CalPERS has indicated that it is planning to increase rates even further. There is even talk that Vallejo, which has recently gone through municipal bankruptcy (Chapter 9), is on the verge of revisiting the process again as a result of not addressing its unfunded pension liabilities.
In 2012, San Jose votes overwhelmingly passed a ballot measure (Measure B) to reduce pension costs only to be judicially overturned citing what has become the California Rule created in 1955. The California Rule does not allow the rolling back of any pension benefits for current employees. The California Rule prohibits current municipal employees from being forced to contribute significantly more toward their pensions. There was also a judicial ruling that protects the contract rights of employees.
Although pensions are “protected” by the California Rule, salaries are not. Salary increase for cost of living adjustments can be revoked but pension cost of living salary increases once established cannot be reduced. However, salaries can be cut to offset the increased pension costs. This type of salary cutting would certainly be some small glimmer of hope to the financial woes of the municipalities and ultimately the taxpayers, but would certainly serve to polarize public employees and their unions against the municipalities.
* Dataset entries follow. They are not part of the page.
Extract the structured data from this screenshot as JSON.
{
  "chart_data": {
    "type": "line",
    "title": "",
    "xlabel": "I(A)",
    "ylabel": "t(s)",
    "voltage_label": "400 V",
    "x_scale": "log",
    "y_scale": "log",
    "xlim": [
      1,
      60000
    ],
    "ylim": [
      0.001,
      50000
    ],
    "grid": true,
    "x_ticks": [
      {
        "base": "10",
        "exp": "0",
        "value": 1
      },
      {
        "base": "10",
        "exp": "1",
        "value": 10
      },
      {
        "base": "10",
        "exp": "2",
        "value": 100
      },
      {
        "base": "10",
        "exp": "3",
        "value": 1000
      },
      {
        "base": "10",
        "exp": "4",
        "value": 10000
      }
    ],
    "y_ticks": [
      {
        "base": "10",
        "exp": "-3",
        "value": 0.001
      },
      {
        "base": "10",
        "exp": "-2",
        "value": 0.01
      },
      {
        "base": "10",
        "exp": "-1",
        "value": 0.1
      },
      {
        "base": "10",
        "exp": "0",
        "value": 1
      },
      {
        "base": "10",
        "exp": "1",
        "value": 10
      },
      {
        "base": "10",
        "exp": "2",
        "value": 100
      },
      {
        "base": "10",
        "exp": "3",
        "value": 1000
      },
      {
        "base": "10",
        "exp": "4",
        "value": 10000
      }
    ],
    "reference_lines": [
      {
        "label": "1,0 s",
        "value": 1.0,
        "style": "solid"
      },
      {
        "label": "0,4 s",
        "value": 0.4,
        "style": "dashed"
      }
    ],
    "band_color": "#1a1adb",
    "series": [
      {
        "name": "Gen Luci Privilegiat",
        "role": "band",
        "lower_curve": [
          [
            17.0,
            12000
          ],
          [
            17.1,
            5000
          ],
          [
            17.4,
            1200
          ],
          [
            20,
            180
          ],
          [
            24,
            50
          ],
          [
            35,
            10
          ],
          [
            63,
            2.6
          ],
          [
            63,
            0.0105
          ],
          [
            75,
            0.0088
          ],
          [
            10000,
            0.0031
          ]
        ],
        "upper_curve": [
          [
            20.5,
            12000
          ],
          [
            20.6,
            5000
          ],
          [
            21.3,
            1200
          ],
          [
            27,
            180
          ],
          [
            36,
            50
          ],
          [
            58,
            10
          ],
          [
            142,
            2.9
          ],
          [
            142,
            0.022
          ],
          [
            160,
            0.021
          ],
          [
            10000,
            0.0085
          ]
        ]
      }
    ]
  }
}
It is no secret that most of the current public pension systems throughout the country are unsustainable and there has been much said and written about “pension reform.” But many of our state-elected representatives are hard-pressed to do anything regarding pension reform because of the friction it would cause between the legislative candidate and the money unions donate to political campaigns.
We are reaching a time when we are seeing more and more career municipal employees retiring (Baby Boomers). It would seem logical that these retirees’ jobs would need to be filled just to maintain the same level of service to its citizens. But, municipalities are being faced with paying for two people (one employee from salary and future pension and one retiree from pension) to do the same job. As a result of the mass loss of career employees, the institutional knowledge and experience they have gained over their careers is also gone. We are seeing the level of effective productivity decrease due to the lack of institutional experience, such that it could take one and a half people to replace one retiring employee. We are seeing more and more government laws, regulations and mandates that mean those working in the public sector need to have very specialized skill requirements. More and more municipalities are being forced into hiring back on contract basis, those employees who have retired because of those complexities of government operation and the lack of available experience in the talent pool.
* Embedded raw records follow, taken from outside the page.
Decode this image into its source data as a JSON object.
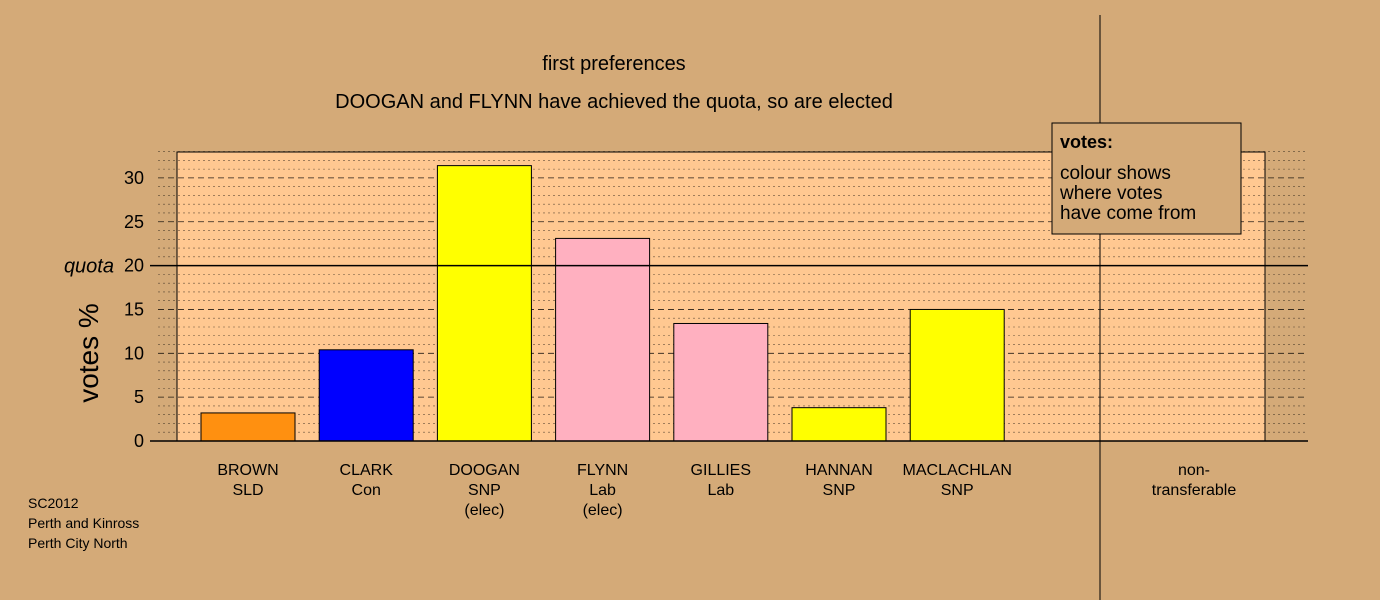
{
  "chart_data": {
    "type": "bar",
    "title": "first preferences",
    "subtitle": "DOOGAN and FLYNN have achieved the quota, so are elected",
    "ylabel": "votes %",
    "ylim": [
      0,
      33
    ],
    "yticks": [
      0,
      5,
      10,
      15,
      20,
      25,
      30
    ],
    "quota": {
      "label": "quota",
      "value": 20
    },
    "grid": "dashed every 5, dotted every 1",
    "categories": [
      {
        "name": "BROWN",
        "party": "SLD",
        "note": "",
        "value": 3.2,
        "color": "#ff9010"
      },
      {
        "name": "CLARK",
        "party": "Con",
        "note": "",
        "value": 10.4,
        "color": "#0000ff"
      },
      {
        "name": "DOOGAN",
        "party": "SNP",
        "note": "(elec)",
        "value": 31.4,
        "color": "#ffff00"
      },
      {
        "name": "FLYNN",
        "party": "Lab",
        "note": "(elec)",
        "value": 23.1,
        "color": "#ffb0c0"
      },
      {
        "name": "GILLIES",
        "party": "Lab",
        "note": "",
        "value": 13.4,
        "color": "#ffb0c0"
      },
      {
        "name": "HANNAN",
        "party": "SNP",
        "note": "",
        "value": 3.8,
        "color": "#ffff00"
      },
      {
        "name": "MACLACHLAN",
        "party": "SNP",
        "note": "",
        "value": 15.0,
        "color": "#ffff00"
      }
    ],
    "nontransferable": {
      "line1": "non-",
      "line2": "transferable",
      "value": 0
    },
    "legend": {
      "placement": "top-right",
      "title": "votes:",
      "lines": [
        "colour shows",
        "where votes",
        "have come from"
      ]
    }
  },
  "footer": {
    "lines": [
      "SC2012",
      "Perth and Kinross",
      "Perth City North"
    ]
  },
  "colors": {
    "background": "#d4aa78",
    "plot_background": "#ffc891",
    "legend_background": "#d4aa78"
  }
}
The California Rule could be abolished by a State Constitutional Amendment which would require a ballot initiative. But such an initiative could be judicially shot down because of a law being established impairing contract obligations. Such an initiative could fix future employee salaries and pensions but we would not see any relief for 10 to 15 years. Because of past fiscal management beliefs that the economic boom would continue “forever,” the dot-com bust of 2000 and the greatest recession since the Great Depression that started in 2008 brought us back to reality.
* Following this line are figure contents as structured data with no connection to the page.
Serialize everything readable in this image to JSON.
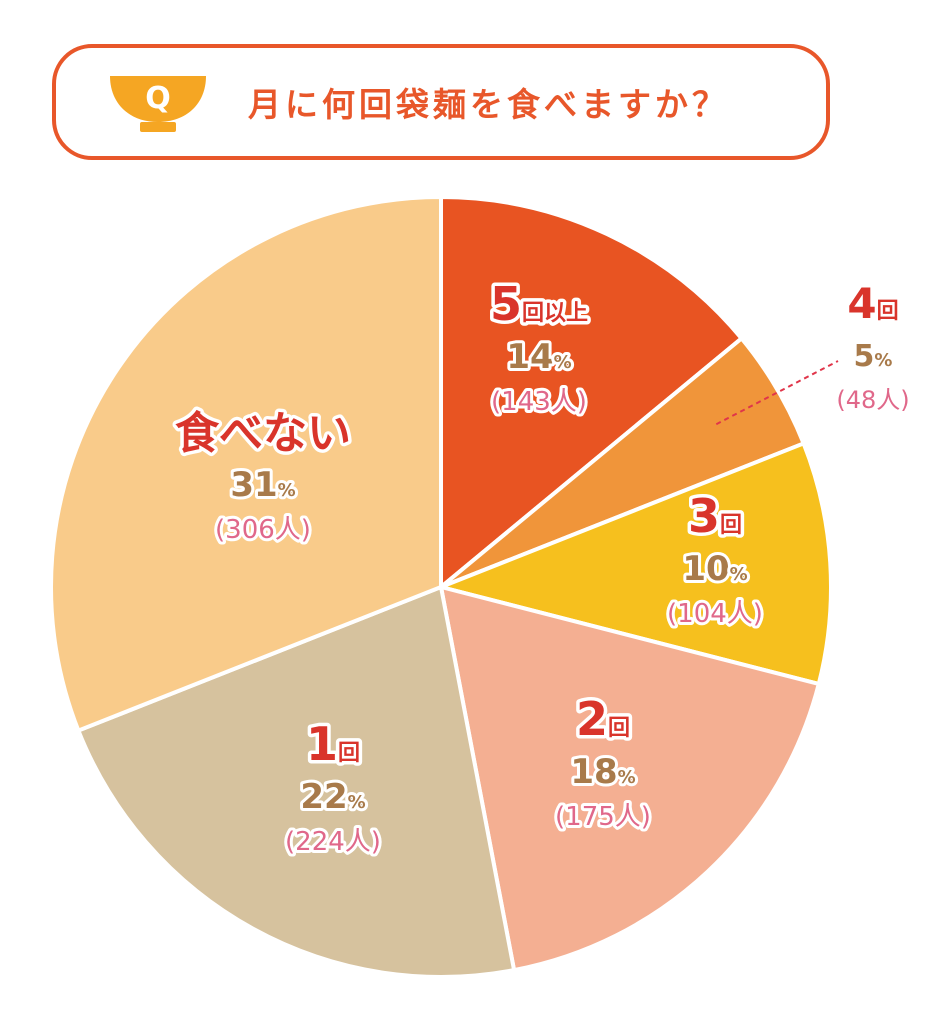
{
  "header": {
    "q_icon": "rice-bowl-icon",
    "q_letter": "Q",
    "question": "月に何回袋麺を食べますか？"
  },
  "chart_data": {
    "type": "pie",
    "categories": [
      "5回以上",
      "4回",
      "3回",
      "2回",
      "1回",
      "食べない"
    ],
    "values": [
      14,
      5,
      10,
      18,
      22,
      31
    ],
    "counts": [
      143,
      48,
      104,
      175,
      224,
      306
    ],
    "slices": [
      {
        "name_num": "5",
        "name_unit": "回以上",
        "pct": "14",
        "pct_unit": "%",
        "count": "(143人)",
        "color": "#e85422"
      },
      {
        "name_num": "4",
        "name_unit": "回",
        "pct": "5",
        "pct_unit": "%",
        "count": "(48人)",
        "color": "#f0953a"
      },
      {
        "name_num": "3",
        "name_unit": "回",
        "pct": "10",
        "pct_unit": "%",
        "count": "(104人)",
        "color": "#f6c01e"
      },
      {
        "name_num": "2",
        "name_unit": "回",
        "pct": "18",
        "pct_unit": "%",
        "count": "(175人)",
        "color": "#f4af92"
      },
      {
        "name_num": "1",
        "name_unit": "回",
        "pct": "22",
        "pct_unit": "%",
        "count": "(224人)",
        "color": "#d6c29e"
      },
      {
        "name_num": "",
        "name_unit": "食べない",
        "pct": "31",
        "pct_unit": "%",
        "count": "(306人)",
        "color": "#f9cb8a"
      }
    ],
    "start_angle_deg": 0,
    "direction": "clockwise"
  }
}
So what do we do in the meantime? I full expect that our state Legislature will continue to “kick the can” down the road as they have done so well in the past. Yet, I am concerned less about our current plight and more about our children and grandchildren and with the future financial obligations we will be leaving to them. The impending financial dilemma has got to be addressed with near-term solutions rather than continuing to let it grow to a point where it is unrepairable — which it may have already reached that point.
I remain puzzled that salaries and pensions in the private sector can go up and down with economic good times and recessions while salaries in the public sector might begrudgingly stay the same or go up — but rarely go down. There are laws to protect public pensions, so where are the laws that protect private pensions?